The original article contains 523 words, the summary contains 218 words. Saved 58%. I'm a bot and I'm open source!

[–] mothersprotege@lemm.ee 2 points 1 year ago (1 children)

It'll be interesting to see who they put up next for pope. My experience of history suggests an inevitable regressive swing, but I'm certainly no papal scholar. If Trump is re-elected, I could see him reforming US Catholicism in the style of Henry VIII, with himself as the head of the church. Don't imagine it would be a big shift for some dioceses.

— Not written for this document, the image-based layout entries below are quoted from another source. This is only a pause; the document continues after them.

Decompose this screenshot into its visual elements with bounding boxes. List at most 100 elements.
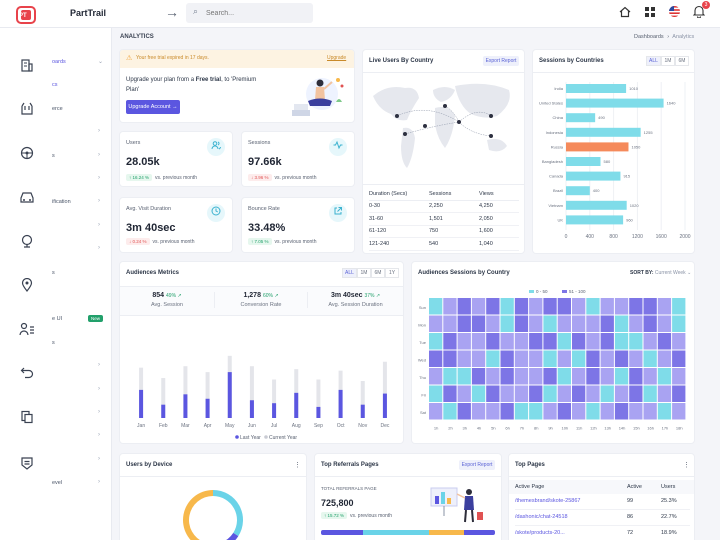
- language-flag-icon[interactable]: [669, 6, 680, 17]
- sidebar-item[interactable]: ›: [0, 407, 112, 421]
- x-tick-label: 1200: [632, 234, 643, 240]
- card-menu-icon[interactable]: ⋮: [683, 462, 690, 469]
- donut-slice: [226, 532, 239, 540]
- stat-card-bounce-rate: Bounce Rate 33.48% ↑ 7.05 % vs. previous …: [242, 198, 354, 252]
- metric-value: 854: [152, 292, 165, 299]
- heatmap-cell: [672, 368, 686, 385]
- x-tick-label: May: [225, 423, 235, 429]
- sidebar-item[interactable]: erce: [0, 103, 112, 117]
- upgrade-link[interactable]: Upgrade: [327, 55, 347, 61]
- heatmap-cell: [572, 315, 586, 332]
- shield-icon[interactable]: [18, 456, 36, 474]
- logo[interactable]: PT: [16, 6, 36, 24]
- heatmap-cell: [471, 298, 486, 315]
- metric-label: Avg. Session: [150, 302, 183, 308]
- heatmap-cell: [657, 385, 672, 402]
- sidebar-item[interactable]: s: [0, 337, 112, 351]
- heatmap-cell: [614, 298, 629, 315]
- progress-segment: [397, 530, 429, 535]
- page-link[interactable]: /themesbrand/skote-25867: [515, 493, 627, 510]
- breadcrumb-root[interactable]: Dashboards: [634, 34, 664, 40]
- top-pages-table: Active Page Active Users /themesbrand/sk…: [515, 481, 690, 540]
- notification-bell-icon[interactable]: [692, 5, 706, 19]
- stat-delta: ↑ 7.05 %: [248, 238, 272, 245]
- search-input[interactable]: [206, 7, 306, 19]
- sort-dropdown[interactable]: SORT BY: Current Week ⌄: [630, 270, 691, 276]
- page-link[interactable]: /skote/products-20...: [515, 525, 627, 540]
- data-label: 400: [593, 188, 600, 193]
- search-box[interactable]: ⌕: [186, 3, 313, 23]
- building-icon[interactable]: [18, 58, 36, 76]
- x-tick-label: 1600: [656, 234, 667, 240]
- chevron-icon: ⌄: [98, 59, 104, 65]
- home-icon[interactable]: [619, 6, 631, 18]
- filter-all[interactable]: ALL: [342, 268, 357, 278]
- sidebar-item[interactable]: e UI New: [0, 313, 112, 327]
- filter-all[interactable]: ALL: [646, 56, 661, 66]
- bar: [566, 127, 641, 137]
- legend-label: 51 - 100: [569, 289, 586, 294]
- heatmap-cell: [429, 298, 443, 315]
- heatmap-cell: [457, 298, 471, 315]
- table-row: /themesbrand/skote-25867 99 25.3%: [515, 493, 690, 510]
- sidebar-item[interactable]: ›: [0, 173, 112, 187]
- heatmap-cell: [457, 403, 471, 420]
- heatmap-cell: [572, 403, 586, 420]
- heatmap-cell: [443, 298, 457, 315]
- y-tick-label: India: [554, 86, 563, 91]
- heatmap-cell: [600, 315, 614, 332]
- sidebar-item[interactable]: evel ›: [0, 477, 112, 491]
- filter-6m[interactable]: 6M: [371, 268, 385, 278]
- sidebar-item[interactable]: oards ⌄: [0, 56, 112, 70]
- export-report-button[interactable]: Export Report: [483, 56, 519, 66]
- steering-wheel-icon[interactable]: [18, 146, 36, 164]
- toggle-sidebar-arrow-icon[interactable]: →: [165, 4, 179, 20]
- copy-icon[interactable]: [18, 410, 36, 428]
- sidebar-item[interactable]: cs: [0, 79, 112, 93]
- box-icon[interactable]: [18, 102, 36, 120]
- column-header: Views: [479, 188, 519, 201]
- page-link[interactable]: /dashonic/chat-24518: [515, 509, 627, 526]
- metric-delta: 60% ↗: [262, 293, 279, 299]
- user-list-icon[interactable]: [18, 322, 36, 340]
- progress-segment: [321, 530, 363, 535]
- x-tick-label: Apr: [204, 423, 212, 429]
- car-icon[interactable]: [18, 190, 36, 208]
- globe-stand-icon[interactable]: [18, 234, 36, 252]
- sidebar-item[interactable]: ›: [0, 430, 112, 444]
- card-menu-icon[interactable]: ⋮: [294, 462, 301, 469]
- sidebar-item[interactable]: ›: [0, 220, 112, 234]
- sidebar-item[interactable]: ›: [0, 126, 112, 140]
- sidebar-item[interactable]: ›: [0, 243, 112, 257]
- undo-icon[interactable]: [18, 366, 36, 384]
- column-header: Active Page: [515, 484, 545, 490]
- sidebar-item[interactable]: ›: [0, 384, 112, 398]
- sessions-heatmap: 0 - 50 51 - 100 Sun Mon Tue Wed Thu Fri Sat 1h 2h 3…: [418, 289, 686, 431]
- map-pin-icon[interactable]: [18, 277, 36, 296]
- card-title: Live Users By Country: [369, 58, 434, 64]
- filter-6m[interactable]: 6M: [675, 56, 689, 66]
- data-label: 580: [604, 159, 611, 164]
- y-tick-label: Vietnam: [548, 203, 563, 208]
- referrals-delta: ↑ 15.72 %: [321, 512, 348, 519]
- sidebar-item[interactable]: [0, 290, 112, 304]
- filter-1m[interactable]: 1M: [661, 56, 675, 66]
- export-report-button[interactable]: Export Report: [459, 460, 495, 470]
- apps-grid-icon[interactable]: [645, 7, 655, 17]
- x-tick-label: 9h: [548, 426, 552, 431]
- upgrade-account-button[interactable]: Upgrade Account →: [126, 100, 180, 114]
- table-cell: 2,050: [479, 212, 519, 226]
- chevron-icon: ›: [98, 432, 100, 439]
- filter-1y[interactable]: 1Y: [385, 268, 399, 278]
- sidebar-item[interactable]: s ›: [0, 150, 112, 164]
- warning-icon: ⚠: [126, 55, 133, 62]
- sort-label: SORT BY:: [630, 270, 654, 276]
- sidebar-item[interactable]: ›: [0, 360, 112, 374]
- filter-1m[interactable]: 1M: [357, 268, 371, 278]
- sidebar-item[interactable]: ification ›: [0, 196, 112, 210]
- sidebar-item[interactable]: s: [0, 267, 112, 281]
- bar: [566, 200, 627, 210]
- logo-text: PT: [19, 13, 27, 19]
- card-divider: [509, 476, 694, 477]
- sidebar-item[interactable]: ›: [0, 454, 112, 468]
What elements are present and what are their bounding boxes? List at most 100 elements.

[–] June@lemm.ee 3 points 1 year ago

Trump would lose the evangelical bloc if he did that. Evangelicals don’t think Catholics are Christian.

[–] roguetrick@kbin.social 2 points 1 year ago (1 children)

This is a big faux pas in the church btw, because metro bishops are supposed to have a largely free hand to run their church as long as they follow doctrine.

[–] Ertebolle@kbin.social 8 points 1 year ago

There's plenty of precedent for disciplining misbehaving bishops, he yanked an anti-vaxxer one from Puerto Rico just last year. You may have a free hand in your diocese as far as pastoral care, but you're still representing the pope's authority.